73 TANTALUM Ta (Greek: Tantalos, father of Niobe)

Tantalum is a shiny, very hard but soft and ductile when pure, heavy, silvery metal, belonging to group 5 comprising vanadium, niobium and itself. Tantalum is very electro-positive and would be very reactive but for the thin protective film of oxide that immediately forms on any fresh surface, conferring great corrosion resistance. The metal is attacked by hydrogen fluoride and fused alkalis. It is used as a platinum substitute in corrosion resistant laboratory apparatus, and in surgical implants because it is non-irritant and completely immune to body fluids.

Alloyed with various metals it imparts high strength, high melting point and good ductility, etc, for use in chemical process equipment, nuclear reactors, aircraft and missile parts.

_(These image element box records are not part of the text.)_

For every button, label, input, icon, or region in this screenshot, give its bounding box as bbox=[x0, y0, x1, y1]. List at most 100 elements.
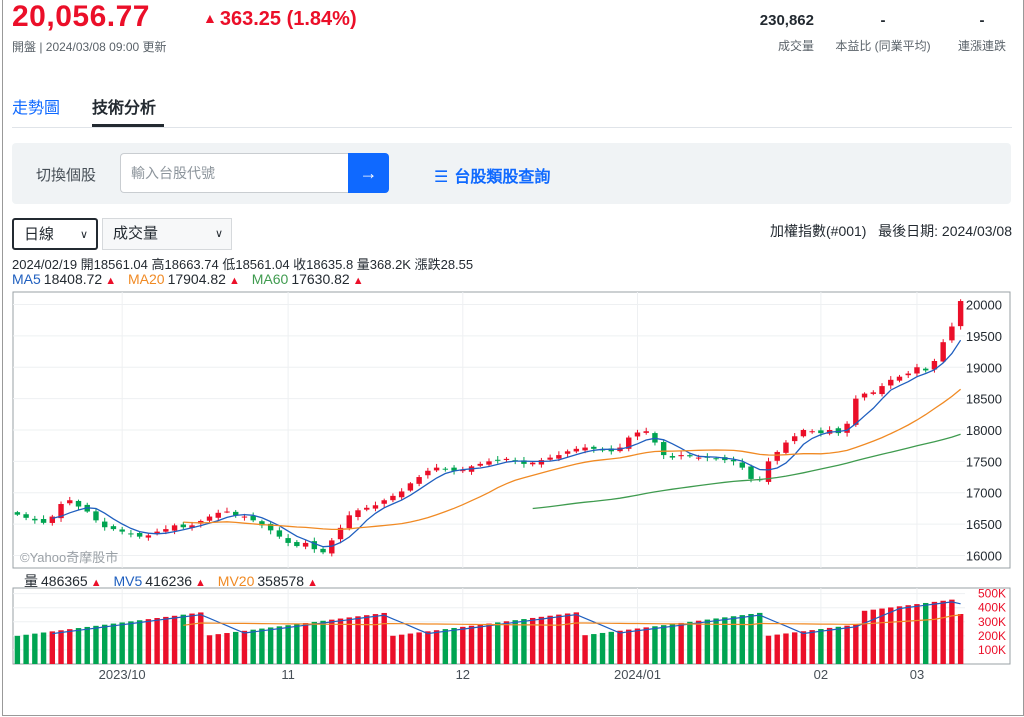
volume-bar bbox=[14, 635, 21, 664]
candle bbox=[23, 512, 29, 521]
candle bbox=[381, 498, 387, 508]
candle-body bbox=[695, 457, 702, 459]
up-triangle-icon: ▲ bbox=[105, 275, 117, 287]
volume-bar bbox=[800, 631, 807, 664]
candle-body bbox=[809, 431, 815, 433]
ma60-line bbox=[532, 433, 961, 510]
candle bbox=[591, 445, 597, 453]
candle-body bbox=[32, 518, 38, 521]
volume-bar bbox=[58, 630, 64, 664]
up-triangle-icon: ▲ bbox=[307, 577, 318, 589]
candle bbox=[250, 512, 256, 523]
candle-body bbox=[556, 455, 562, 459]
volume-bar bbox=[241, 630, 248, 664]
volume-bar bbox=[486, 623, 492, 664]
volume-bar bbox=[215, 634, 221, 664]
candle bbox=[687, 453, 693, 458]
candle-body bbox=[870, 392, 877, 394]
volume-bar bbox=[870, 609, 877, 664]
category-query-link[interactable]: ☰ 台股類股查詢 bbox=[434, 163, 550, 187]
stat-pe-value: - bbox=[880, 12, 886, 29]
up-triangle-icon: ▲ bbox=[195, 577, 206, 589]
volume-bar bbox=[180, 614, 187, 664]
candle bbox=[905, 370, 911, 378]
update-status: 開盤 | 2024/03/08 09:00 更新 bbox=[12, 40, 167, 54]
volume-bar bbox=[547, 615, 553, 664]
volume-tick-label: 400K bbox=[978, 601, 1006, 615]
candle bbox=[468, 465, 475, 475]
mv20-value: 358578 bbox=[257, 573, 305, 589]
volume-bar bbox=[704, 619, 711, 664]
candle-body bbox=[425, 470, 431, 476]
candle-body bbox=[224, 511, 230, 513]
candle-body bbox=[276, 530, 283, 537]
candle-body bbox=[128, 533, 134, 535]
x-tick-label: 12 bbox=[456, 667, 470, 682]
candle bbox=[896, 374, 903, 383]
candle bbox=[189, 521, 195, 531]
candle bbox=[442, 467, 449, 472]
stat-streak-label: 連漲連跌 bbox=[957, 39, 1006, 53]
candle-body bbox=[660, 442, 667, 456]
candle bbox=[267, 521, 274, 535]
candle bbox=[870, 390, 877, 396]
volume-bar bbox=[136, 620, 143, 664]
candle-body bbox=[818, 430, 824, 434]
volume-bar bbox=[643, 627, 649, 664]
indicator-select[interactable]: 成交量 ∨ bbox=[102, 218, 232, 250]
candle-body bbox=[853, 398, 859, 425]
ma20-label: MA20 bbox=[127, 271, 165, 287]
yahoo-watermark: ©Yahoo奇摩股市 bbox=[20, 550, 118, 565]
candle-body bbox=[835, 428, 842, 434]
volume-bar bbox=[722, 617, 728, 664]
tab-technical[interactable]: 技術分析 bbox=[92, 100, 157, 117]
candle bbox=[634, 429, 641, 441]
index-name: 加權指數(#001) bbox=[770, 223, 867, 239]
candle-body bbox=[320, 548, 326, 553]
volume-bar bbox=[364, 615, 370, 664]
search-submit-button[interactable]: → bbox=[348, 153, 389, 193]
x-tick-label: 2024/01 bbox=[614, 667, 661, 682]
tab-trend[interactable]: 走勢圖 bbox=[12, 100, 61, 117]
x-tick-label: 02 bbox=[814, 667, 828, 682]
volume-bar bbox=[101, 624, 108, 664]
stock-code-input[interactable] bbox=[120, 153, 348, 193]
volume-bar bbox=[879, 608, 885, 664]
volume-bar bbox=[276, 626, 283, 664]
volume-bar bbox=[713, 618, 719, 664]
volume-bar bbox=[110, 623, 117, 664]
stat-volume-label: 成交量 bbox=[777, 39, 814, 53]
volume-bar bbox=[940, 600, 946, 664]
period-select[interactable]: 日線 ∨ bbox=[12, 218, 98, 250]
candle bbox=[14, 510, 21, 516]
volume-panel-border bbox=[12, 587, 1011, 665]
volume-bar bbox=[922, 602, 929, 664]
candle-body bbox=[215, 512, 221, 518]
candle-body bbox=[364, 507, 370, 510]
candle bbox=[233, 509, 239, 518]
candle-body bbox=[922, 368, 929, 371]
candle bbox=[110, 524, 117, 531]
volume-tick-label: 300K bbox=[978, 615, 1006, 629]
candle bbox=[372, 501, 379, 512]
volume-bar bbox=[599, 632, 606, 664]
candle bbox=[171, 523, 178, 535]
candle-body bbox=[337, 527, 344, 540]
volume-bar bbox=[765, 635, 772, 664]
switch-stock-label: 切換個股 bbox=[36, 167, 97, 184]
candle bbox=[774, 450, 780, 465]
volume-bar bbox=[67, 629, 73, 664]
candle bbox=[538, 457, 545, 468]
candle bbox=[416, 474, 422, 487]
candle bbox=[495, 456, 501, 464]
volume-bar bbox=[442, 629, 449, 664]
volume-tick-label: 500K bbox=[978, 587, 1006, 601]
volume-bar bbox=[634, 628, 641, 664]
volume-bar bbox=[529, 617, 536, 664]
volume-bar bbox=[931, 601, 938, 664]
candle-body bbox=[591, 446, 597, 449]
price-volume-chart[interactable]: 16000 16500 17000 17500 18000 18500 19000 19500… bbox=[12, 291, 1012, 691]
candle-body bbox=[626, 437, 632, 449]
candle-body bbox=[40, 519, 47, 523]
candle bbox=[425, 467, 431, 479]
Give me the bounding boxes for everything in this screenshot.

Tantalum is used in the plates and grids and as a getter in high frequency thermionic valves. It has a melting point exceeded only by tungsten and rhenium and is used as a filament for evaporating metals such as aluminium (vacuum coating). A composite material of tantalum carbide and graphite is one of the hardest materials known and has a melting point of 3738 Celsius. Tantalum is used in dry electrolytic tantalum capacitors, which exploit the good dielectric properties of tantalum oxide. Tantalum oxide makes good rectifier diodes and is also used in making high refractive index glass for camera lenses. The oxide is very insoluble in water.

Tantalum exhibits many valences: -3, -1, 1, 2, 3, 4, and 5. The following oxides are known: TaO?, TaO2, Ta2O5 and [Ta6O19]8-. The halides include TaF3, TaCl4, and TaCl5. Many carbonyl compounds and complexes are known including [Ta(CO)5]3-. Many tantalates (and niobates and titanates) crystallize in the anisotropic perovskite structure and generally exhibit a range of electro-active phenomena. Thus lithium tantalate, LiTaO3, is both piezoelectric and ferroelectric with a Curie temperature of 665 Celsius, see lithium niobate under niobium.

The main ore of tantalum is tantalite, (Fe,Mn)Ta2O6, which is usually found in association with niobite, (Fe,Mn)Nb2O6, where niobium substitutes tantalum. These two minerals form a continuous range with varying proportions of niobium and tantalum called columbite, (Fe,Mn)(Nb,Ta)2O6. In some varieties manganese completely replaces replaces iron forming manganotantalite, MnTa2O6. Tantalum is obtained mostly as a byproduct of tin extraction. Other minerals include betafite, (Ca,Na,U)2(Nb,Ta)2O6(OH) and microlite, (Na,Ca)2Ta2O6(O,OH,F), stibiotantalite SbTaO4, tapiolite Fe(Ta,Nb)2O6, euxenite (Y,Er,Ce,La,U)(Nb,Ti,Ta)2(O,OH)6, and polycrase (Y,Er,Ce,La,U)(Nb,Ti,Ta)(O,OH)6, with the last two forming a continuous series.

Tantalum consists almost entirely of one stable isotope, tantalum-181. Tantalum is slightly radioactive due to the presence of a little, 0.01%, tantalum-180, which has a phenomenally long halflife of over 10^13 years, much much longer than the age of the Universe. This isotope has a dual mode decay, decaying by inverse beta decay or by beta decay. Altogether, 30 radioactive isotopes of tantalum are known, ranging from the inverse beta decaying tantalum-156 to the beta decaying tantalum-186.